[CHAPTER XIII.]
Paul Changes His Mind
Gontran made an admirable fiancé, as courteous as he was assiduous. With the aid of Andermatt's purse, he made presents to everyone; and he constantly visited the young girl, either at her own house, or that of Madame Honorat. Paul nearly always accompanied him now, in order to have the opportunity of meeting Charlotte, saying to himself, after each visit, that he would see her no more.
She had bravely resigned herself to her sister's marriage, and she referred to it with apparent unconcern, as if it did not cause her the slightest anxiety. Her character alone seemed a little altered, more sedate, less open. While Gontran was talking soft nothings to Louise in a half-whisper in a corner, Bretigny conversed with her in a serious fashion, and allowed himself to be slowly vanquished, allowed this fresh love to inundate his soul like a flowing tide. He knew what was happening to him, and gave himself up to it, thinking: "Bah! when the moment arrives. I will make my escape—that's all."

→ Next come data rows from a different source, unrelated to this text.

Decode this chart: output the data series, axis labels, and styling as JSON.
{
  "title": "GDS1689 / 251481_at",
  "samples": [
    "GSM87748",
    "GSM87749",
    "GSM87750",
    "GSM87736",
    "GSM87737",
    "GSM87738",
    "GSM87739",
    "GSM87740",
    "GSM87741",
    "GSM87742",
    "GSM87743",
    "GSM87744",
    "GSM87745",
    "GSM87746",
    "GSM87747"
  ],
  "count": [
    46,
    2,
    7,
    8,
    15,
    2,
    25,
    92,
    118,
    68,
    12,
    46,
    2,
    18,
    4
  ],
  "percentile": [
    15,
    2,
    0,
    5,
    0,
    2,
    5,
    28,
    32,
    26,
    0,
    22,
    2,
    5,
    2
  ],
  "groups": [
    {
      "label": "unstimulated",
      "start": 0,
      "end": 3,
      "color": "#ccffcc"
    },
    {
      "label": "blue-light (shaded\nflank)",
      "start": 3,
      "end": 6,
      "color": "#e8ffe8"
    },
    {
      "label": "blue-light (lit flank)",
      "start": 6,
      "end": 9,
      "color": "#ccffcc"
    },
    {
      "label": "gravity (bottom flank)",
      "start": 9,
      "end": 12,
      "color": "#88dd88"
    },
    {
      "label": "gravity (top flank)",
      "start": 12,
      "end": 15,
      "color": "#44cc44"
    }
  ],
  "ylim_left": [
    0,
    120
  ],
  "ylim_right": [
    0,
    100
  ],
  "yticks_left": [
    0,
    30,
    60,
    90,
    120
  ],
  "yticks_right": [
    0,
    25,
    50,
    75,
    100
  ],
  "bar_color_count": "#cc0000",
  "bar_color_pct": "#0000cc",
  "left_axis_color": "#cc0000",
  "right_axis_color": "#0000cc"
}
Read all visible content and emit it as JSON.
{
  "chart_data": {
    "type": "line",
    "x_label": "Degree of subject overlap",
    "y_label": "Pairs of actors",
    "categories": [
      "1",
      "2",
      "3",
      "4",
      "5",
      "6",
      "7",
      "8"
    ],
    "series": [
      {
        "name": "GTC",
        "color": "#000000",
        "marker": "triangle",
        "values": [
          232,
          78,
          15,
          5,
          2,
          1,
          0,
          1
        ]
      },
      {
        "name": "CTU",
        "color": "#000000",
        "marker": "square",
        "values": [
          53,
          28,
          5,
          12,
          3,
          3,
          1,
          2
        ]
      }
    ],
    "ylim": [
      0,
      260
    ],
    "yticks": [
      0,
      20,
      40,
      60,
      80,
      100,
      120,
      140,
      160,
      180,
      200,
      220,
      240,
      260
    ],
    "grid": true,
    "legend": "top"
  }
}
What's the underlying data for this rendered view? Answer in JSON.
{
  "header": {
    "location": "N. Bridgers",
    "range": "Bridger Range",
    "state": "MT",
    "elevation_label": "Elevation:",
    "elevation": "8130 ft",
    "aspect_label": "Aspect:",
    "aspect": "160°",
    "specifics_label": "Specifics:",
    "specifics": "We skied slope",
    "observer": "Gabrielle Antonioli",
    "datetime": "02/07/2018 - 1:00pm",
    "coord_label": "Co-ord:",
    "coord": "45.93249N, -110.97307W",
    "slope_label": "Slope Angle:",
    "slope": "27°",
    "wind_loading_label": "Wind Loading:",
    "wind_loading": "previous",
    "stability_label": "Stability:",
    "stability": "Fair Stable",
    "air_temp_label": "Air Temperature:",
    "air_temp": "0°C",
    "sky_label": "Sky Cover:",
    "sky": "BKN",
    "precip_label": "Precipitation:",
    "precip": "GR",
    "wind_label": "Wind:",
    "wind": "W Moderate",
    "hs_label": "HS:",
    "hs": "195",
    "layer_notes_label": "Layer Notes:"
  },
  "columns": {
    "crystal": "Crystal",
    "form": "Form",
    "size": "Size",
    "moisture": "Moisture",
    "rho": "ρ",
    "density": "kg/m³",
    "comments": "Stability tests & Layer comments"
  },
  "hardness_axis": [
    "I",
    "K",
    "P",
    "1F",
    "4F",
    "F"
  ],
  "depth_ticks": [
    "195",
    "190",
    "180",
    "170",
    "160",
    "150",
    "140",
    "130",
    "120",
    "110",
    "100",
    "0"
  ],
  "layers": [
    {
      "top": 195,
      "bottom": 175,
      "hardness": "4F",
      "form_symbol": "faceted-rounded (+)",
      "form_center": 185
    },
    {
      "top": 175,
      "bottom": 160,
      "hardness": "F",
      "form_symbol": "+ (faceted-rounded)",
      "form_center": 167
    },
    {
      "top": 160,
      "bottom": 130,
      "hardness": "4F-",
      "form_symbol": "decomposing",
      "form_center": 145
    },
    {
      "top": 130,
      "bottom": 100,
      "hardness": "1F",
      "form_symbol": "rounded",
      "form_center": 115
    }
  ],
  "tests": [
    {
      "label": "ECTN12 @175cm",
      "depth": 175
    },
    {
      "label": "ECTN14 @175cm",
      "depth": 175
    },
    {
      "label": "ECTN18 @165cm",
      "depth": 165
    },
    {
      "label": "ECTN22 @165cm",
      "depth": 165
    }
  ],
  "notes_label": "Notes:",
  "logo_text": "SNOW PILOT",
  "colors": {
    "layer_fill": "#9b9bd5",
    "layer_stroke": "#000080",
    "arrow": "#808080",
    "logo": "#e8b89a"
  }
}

When he left her, he would go up to see Christiane, who now lay from morning till night stretched on a long chair. At the door, he could not help feeling nervous and irritated, prepared beforehand for those light quarrels to which weariness gives birth. All that she said, all that she was thinking of, annoyed him, even ere she had opened her lips. Her appearance of suffering, her resigned attitude, her looks of reproach and of supplication, made words of anger rise to his lips, which he repressed through good-breeding; and, even when by her side, he kept before his mind the constant memory, the fixed image, of the young girl whom he had just quitted.

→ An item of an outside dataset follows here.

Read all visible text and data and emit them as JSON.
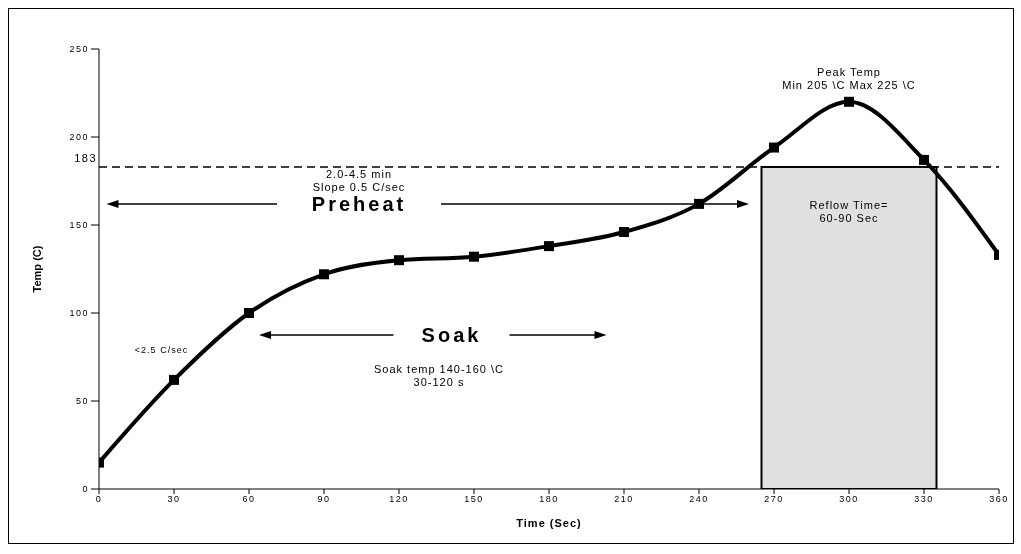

As Christiane, tormented with seeing so little of him, overwhelmed him with questions as to how he spent his days, he invented stories, to which she listened attentively, seeking to find out whether he was thinking of some other woman. The powerlessness which she felt in herself to keep a hold on this man, the powerlessness to pour into him a little of that love with which she was tortured, the physical powerlessness to fascinate him still, to give herself to him, to win him back by caresses, since she could not regain him by the tender intimacies of love, made her suspect the worst, without knowing on what to fix her fears.
She vaguely realized that some danger was lowering over her, some great unknown danger. And she was filled with undefined jealousy, jealousy of everything—of women whom she saw passing by her window, and whom she thought charming, without even having any proof that Bretigny had ever spoken to them.
She asked of him: "Have you noticed a very pretty woman, a brunette, rather tall, whom I saw a little while ago, and who must have arrived here within the past few days?"
When he replied, "No, I don't know her," she at once jumped to the conclusion that he was lying, turned pale, and went on: "But it is not possible that you have not seen her. She appears to me very beautiful."